For people that just want to read text in a terminal emulator, the newsboat RSS feed reader is quite a powerful way to read your daily websites without using any browser engine or javascript at all. It also has the ability to hand off text, images, and multimedia to external programs through its ingenious built-in macro system.
@Andy Prough
> Seems like we are basically in agreement.
We agree that Firefox exists, we disagree on whether it should be used.
> With Firefox, I wouldn’t recommend the default browser, but instead to use Firefox+Arkenfox, or Librewolf, or Trisquel’s Abrowser. They are all doing very similar things.
They do similar things because they are the same browser, LOL. With LibreWolf and the other shit browser being rebrands / minor rebuilds of Firefox. Also, no, switching to Firefox would weaken user security, not strengthen it. Firefox is many years behind Chromium in terms of implemented exploit mitigations, read the article I linked to above.
> And there’s WebKit.
No WebKit-based browser outside of Safari is usable, the lack of extensions already kills that idea for good.
So you think I’m wrong and you recommend that people should do their online financial transactions with chromium based browsers without getting security updates first then.

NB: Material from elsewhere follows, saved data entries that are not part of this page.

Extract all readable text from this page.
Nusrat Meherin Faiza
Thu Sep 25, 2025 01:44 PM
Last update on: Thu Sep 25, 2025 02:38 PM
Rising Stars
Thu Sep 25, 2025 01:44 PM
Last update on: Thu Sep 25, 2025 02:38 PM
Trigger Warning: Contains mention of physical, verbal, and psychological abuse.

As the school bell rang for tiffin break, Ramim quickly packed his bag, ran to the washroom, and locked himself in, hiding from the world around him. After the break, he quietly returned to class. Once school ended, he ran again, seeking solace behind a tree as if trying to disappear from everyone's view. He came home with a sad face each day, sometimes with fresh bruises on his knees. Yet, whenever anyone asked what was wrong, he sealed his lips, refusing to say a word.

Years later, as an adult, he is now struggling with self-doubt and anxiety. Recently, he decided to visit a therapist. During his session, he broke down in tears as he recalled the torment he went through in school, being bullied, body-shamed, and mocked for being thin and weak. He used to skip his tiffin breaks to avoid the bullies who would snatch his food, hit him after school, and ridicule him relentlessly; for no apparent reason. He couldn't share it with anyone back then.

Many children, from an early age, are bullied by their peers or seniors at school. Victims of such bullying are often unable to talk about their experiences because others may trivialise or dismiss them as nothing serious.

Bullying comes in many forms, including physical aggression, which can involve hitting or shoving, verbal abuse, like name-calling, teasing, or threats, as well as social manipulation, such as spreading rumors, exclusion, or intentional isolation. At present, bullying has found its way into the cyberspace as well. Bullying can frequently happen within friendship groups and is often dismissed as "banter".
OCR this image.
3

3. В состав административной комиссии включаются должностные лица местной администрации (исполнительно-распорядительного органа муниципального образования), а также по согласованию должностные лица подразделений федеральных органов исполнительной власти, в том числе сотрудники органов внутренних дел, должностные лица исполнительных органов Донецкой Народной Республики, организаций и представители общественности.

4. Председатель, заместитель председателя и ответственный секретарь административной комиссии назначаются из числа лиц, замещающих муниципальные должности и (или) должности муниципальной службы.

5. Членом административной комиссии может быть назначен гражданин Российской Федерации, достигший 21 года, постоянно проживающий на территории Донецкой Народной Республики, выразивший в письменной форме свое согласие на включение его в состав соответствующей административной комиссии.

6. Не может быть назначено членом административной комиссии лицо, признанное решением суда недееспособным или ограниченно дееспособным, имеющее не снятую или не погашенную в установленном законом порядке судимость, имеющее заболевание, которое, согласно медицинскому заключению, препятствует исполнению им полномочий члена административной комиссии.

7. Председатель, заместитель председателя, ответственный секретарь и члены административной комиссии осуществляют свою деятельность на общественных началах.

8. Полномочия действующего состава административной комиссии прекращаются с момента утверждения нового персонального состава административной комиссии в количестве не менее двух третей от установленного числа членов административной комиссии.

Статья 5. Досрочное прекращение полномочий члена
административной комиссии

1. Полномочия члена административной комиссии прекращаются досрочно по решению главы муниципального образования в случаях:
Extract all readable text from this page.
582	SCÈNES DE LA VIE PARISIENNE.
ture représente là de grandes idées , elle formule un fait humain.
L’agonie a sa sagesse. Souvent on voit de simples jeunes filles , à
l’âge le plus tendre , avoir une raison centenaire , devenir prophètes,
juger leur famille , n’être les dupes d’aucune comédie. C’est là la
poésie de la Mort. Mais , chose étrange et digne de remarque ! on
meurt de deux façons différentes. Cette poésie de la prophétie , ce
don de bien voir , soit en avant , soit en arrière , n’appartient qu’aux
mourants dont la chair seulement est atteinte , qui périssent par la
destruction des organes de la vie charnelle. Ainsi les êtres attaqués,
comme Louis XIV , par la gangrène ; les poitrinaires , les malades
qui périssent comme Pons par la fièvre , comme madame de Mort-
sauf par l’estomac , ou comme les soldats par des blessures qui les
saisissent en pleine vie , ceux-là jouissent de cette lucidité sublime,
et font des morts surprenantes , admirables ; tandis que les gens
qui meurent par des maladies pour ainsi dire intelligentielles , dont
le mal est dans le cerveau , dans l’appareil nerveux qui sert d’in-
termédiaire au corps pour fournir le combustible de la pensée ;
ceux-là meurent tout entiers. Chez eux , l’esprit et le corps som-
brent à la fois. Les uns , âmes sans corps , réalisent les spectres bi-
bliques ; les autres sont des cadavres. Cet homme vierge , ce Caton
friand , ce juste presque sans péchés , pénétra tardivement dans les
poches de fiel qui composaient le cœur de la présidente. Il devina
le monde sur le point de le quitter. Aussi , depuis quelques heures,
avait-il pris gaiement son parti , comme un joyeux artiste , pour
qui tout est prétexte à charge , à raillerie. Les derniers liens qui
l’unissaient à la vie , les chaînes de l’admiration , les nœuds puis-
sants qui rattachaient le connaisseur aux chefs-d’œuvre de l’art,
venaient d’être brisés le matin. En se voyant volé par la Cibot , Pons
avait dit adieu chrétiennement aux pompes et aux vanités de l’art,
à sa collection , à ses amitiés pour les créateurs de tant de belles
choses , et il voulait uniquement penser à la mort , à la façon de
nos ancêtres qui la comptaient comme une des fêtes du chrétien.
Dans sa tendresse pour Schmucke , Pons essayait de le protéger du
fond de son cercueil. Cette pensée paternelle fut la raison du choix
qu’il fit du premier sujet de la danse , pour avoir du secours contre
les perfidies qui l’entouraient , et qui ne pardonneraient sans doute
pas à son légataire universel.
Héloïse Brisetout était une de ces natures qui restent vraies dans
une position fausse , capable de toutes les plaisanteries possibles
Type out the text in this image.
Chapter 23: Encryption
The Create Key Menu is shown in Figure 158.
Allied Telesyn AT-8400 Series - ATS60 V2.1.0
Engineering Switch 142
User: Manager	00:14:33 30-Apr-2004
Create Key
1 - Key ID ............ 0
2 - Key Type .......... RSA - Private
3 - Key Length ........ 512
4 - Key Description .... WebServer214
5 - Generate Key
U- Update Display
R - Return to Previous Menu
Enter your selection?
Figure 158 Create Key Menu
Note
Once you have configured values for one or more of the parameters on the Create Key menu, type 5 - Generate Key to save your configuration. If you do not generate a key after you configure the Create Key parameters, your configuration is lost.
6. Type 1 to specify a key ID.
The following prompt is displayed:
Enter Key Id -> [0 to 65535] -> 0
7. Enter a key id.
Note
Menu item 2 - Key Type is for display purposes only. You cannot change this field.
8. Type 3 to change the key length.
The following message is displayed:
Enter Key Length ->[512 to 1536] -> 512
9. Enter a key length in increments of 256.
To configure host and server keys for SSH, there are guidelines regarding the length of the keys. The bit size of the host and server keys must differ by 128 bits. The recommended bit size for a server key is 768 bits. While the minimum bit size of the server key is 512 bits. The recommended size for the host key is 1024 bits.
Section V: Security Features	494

It’s an interesting strategy.
@Andy Prough
> So you think I’m wrong and you recommend that people should do their online financial transactions with chromium based browsers without getting security updates first then.
I never said that anywhere in my comments.
You can play stupid elsewhere.
Edge Chromium is still far behind, vers.105.x . Not good, Microsoft.
Thank Google that they keep updating Chromium, if it was up to Microsoft, it would be still on WebKit, pre-Blink and not working on 99% of websites, like IE 6.
I have but it’s the third browser to go to for me. I have the Firefox 105 as the steady nr 01 workhorse for decades. The number two is Vivaldi.
Right now I am quite busy looking to replace Google before January 2023 even with the holy Google promise, to delay V2 his death up to 2024.
Right now I can decide between the new Waterfox G5.0 and the upcoming Brave 1.45.
I think Brave is a bit more sophisticated under the hood but scores with me, a bit less on the subject of friendly/smooth working with behavior.
Wasn’t Waterfox sold to some advertising company a while ago..? Making it totally useless.
Don’t really know much about Waterfox, but Brave would be a solid addition. I only use Firefox for all tasks now but from my personal experience Brave worked well. Granted its not as good as lovely trusted Fox but still very good.